The “kooky” conspiracy hypothesis that in 2019 a Wuhan laboratory that had been rebuilding viruses to make them better, stronger, faster then somehow unleashed the COVID-19 virus on the world has been gaining traction lately.
Three years ago, such a thing was declared to be impossible, or at least extremely unlikely. After all, the Chinese government itself, which always tells the truth, had repudiated this explanation, even going so far as to conscientiously refuse to cooperate with investigations into the origin of the pandemic.
Many policy makers and media mavens in the West nodded vigorously. No need to inquire further.
But the dam has been breaking in recent months. Now, even U.S. government agencies — government agencies themselves! — are saying yeah, probably a lab leak.
The FBI has hopped on the probably-lab bandwagon and, according to its director, has been on the wagon a while.
FBI director Chris Wray says: “The FBI has for quite some time now assessed that the origins of the pandemic are most likely a potential lab incident in Wuhan.”
Quite some time now?
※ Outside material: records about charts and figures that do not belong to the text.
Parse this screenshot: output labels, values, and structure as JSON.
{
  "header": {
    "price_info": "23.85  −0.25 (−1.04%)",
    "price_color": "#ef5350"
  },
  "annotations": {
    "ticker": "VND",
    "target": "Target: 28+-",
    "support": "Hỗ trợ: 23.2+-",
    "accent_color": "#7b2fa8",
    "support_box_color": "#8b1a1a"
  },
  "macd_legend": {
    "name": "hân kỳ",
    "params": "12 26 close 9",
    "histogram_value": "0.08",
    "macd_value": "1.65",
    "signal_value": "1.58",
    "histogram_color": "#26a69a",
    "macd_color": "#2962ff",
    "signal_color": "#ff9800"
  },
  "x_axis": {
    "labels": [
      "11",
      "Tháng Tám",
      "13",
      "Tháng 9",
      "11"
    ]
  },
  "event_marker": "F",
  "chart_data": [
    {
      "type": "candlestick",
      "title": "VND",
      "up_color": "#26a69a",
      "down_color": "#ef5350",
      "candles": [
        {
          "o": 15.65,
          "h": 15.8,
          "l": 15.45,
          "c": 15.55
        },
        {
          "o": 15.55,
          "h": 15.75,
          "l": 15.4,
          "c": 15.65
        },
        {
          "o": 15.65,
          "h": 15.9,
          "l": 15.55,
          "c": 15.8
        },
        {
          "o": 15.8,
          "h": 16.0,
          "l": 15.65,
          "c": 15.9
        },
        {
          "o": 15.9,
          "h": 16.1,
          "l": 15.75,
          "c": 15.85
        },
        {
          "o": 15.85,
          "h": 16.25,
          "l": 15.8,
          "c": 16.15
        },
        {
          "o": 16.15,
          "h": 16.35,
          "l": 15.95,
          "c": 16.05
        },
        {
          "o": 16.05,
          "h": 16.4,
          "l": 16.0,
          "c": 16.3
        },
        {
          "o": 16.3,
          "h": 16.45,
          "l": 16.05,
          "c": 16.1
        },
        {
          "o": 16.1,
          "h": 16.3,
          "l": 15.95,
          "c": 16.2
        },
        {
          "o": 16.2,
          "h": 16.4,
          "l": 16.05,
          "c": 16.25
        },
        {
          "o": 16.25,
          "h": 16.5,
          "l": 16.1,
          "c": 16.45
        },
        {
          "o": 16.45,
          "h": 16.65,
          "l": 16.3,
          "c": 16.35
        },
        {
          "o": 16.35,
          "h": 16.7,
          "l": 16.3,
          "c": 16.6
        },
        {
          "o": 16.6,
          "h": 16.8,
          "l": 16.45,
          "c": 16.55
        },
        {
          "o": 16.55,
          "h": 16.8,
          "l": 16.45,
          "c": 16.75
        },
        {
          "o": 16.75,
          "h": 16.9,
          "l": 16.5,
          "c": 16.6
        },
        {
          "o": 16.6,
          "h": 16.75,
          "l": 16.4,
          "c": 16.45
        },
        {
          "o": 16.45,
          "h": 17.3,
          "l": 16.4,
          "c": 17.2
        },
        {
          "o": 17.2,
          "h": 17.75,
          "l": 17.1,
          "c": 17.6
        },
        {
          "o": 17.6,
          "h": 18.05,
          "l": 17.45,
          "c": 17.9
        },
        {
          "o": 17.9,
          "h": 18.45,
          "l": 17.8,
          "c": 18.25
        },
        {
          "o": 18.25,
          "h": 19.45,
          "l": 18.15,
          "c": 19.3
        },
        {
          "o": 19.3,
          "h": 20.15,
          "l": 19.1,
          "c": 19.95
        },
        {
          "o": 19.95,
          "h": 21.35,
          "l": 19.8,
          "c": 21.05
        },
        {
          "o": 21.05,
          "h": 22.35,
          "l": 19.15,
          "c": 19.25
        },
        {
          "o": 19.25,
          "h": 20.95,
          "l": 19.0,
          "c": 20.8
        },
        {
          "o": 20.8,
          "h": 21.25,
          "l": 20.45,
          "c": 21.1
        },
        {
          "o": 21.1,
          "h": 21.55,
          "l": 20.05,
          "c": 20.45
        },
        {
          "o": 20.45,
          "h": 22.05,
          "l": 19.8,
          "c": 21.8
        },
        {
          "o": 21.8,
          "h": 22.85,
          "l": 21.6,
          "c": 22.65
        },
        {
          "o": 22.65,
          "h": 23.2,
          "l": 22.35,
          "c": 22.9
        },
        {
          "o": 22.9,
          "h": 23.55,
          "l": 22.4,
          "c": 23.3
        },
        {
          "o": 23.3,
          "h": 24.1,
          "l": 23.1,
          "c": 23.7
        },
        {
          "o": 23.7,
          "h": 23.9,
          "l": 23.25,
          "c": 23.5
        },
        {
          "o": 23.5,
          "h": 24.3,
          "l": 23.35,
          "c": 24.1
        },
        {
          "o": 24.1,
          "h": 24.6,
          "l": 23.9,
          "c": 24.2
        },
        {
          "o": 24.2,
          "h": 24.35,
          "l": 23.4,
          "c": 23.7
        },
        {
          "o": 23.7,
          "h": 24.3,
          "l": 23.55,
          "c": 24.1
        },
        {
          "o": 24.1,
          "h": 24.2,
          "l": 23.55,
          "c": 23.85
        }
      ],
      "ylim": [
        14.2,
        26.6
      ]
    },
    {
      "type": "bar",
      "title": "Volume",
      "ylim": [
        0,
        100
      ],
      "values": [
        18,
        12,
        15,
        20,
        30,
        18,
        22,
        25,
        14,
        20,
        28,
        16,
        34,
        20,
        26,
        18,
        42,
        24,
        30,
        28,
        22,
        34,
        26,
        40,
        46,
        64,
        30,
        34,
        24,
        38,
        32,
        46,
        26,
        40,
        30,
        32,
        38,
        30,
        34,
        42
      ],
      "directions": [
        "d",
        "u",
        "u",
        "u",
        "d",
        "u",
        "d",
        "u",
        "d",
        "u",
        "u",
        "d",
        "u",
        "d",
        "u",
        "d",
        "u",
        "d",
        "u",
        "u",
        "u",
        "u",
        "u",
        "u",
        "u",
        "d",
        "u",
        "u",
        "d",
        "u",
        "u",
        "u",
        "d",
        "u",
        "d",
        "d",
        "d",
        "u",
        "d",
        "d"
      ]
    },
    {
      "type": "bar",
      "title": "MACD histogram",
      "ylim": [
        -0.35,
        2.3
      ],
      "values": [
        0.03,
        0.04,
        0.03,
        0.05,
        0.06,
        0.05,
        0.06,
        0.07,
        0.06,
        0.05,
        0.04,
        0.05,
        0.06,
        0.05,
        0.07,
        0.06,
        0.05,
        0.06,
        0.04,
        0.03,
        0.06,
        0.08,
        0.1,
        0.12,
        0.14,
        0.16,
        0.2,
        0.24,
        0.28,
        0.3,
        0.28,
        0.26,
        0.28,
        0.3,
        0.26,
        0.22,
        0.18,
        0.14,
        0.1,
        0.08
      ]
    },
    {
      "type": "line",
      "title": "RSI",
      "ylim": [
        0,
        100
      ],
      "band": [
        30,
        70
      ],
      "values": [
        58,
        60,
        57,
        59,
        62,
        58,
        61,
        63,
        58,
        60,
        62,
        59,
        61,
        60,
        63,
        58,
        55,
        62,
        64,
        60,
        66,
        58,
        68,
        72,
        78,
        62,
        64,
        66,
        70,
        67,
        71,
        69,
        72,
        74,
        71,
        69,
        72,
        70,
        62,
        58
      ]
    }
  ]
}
And kept quiet?
Author James Kunstler wants to know if the FBI knew during all the time that fey Wray “was in charge of a battalion of FBI agents assigned to managing Twitter, Facebook, and Google . . . to make sure that anyone who opined about Covid coming from the Wuhan lab got censored, banished, cancelled, reputationally destroyed.”
It’s hardly “kooky” to inquire as to what the FBI was thinking, simultaneously believing something to be true and, yet, in contravention of the First Amendment, working to suppress that very belief.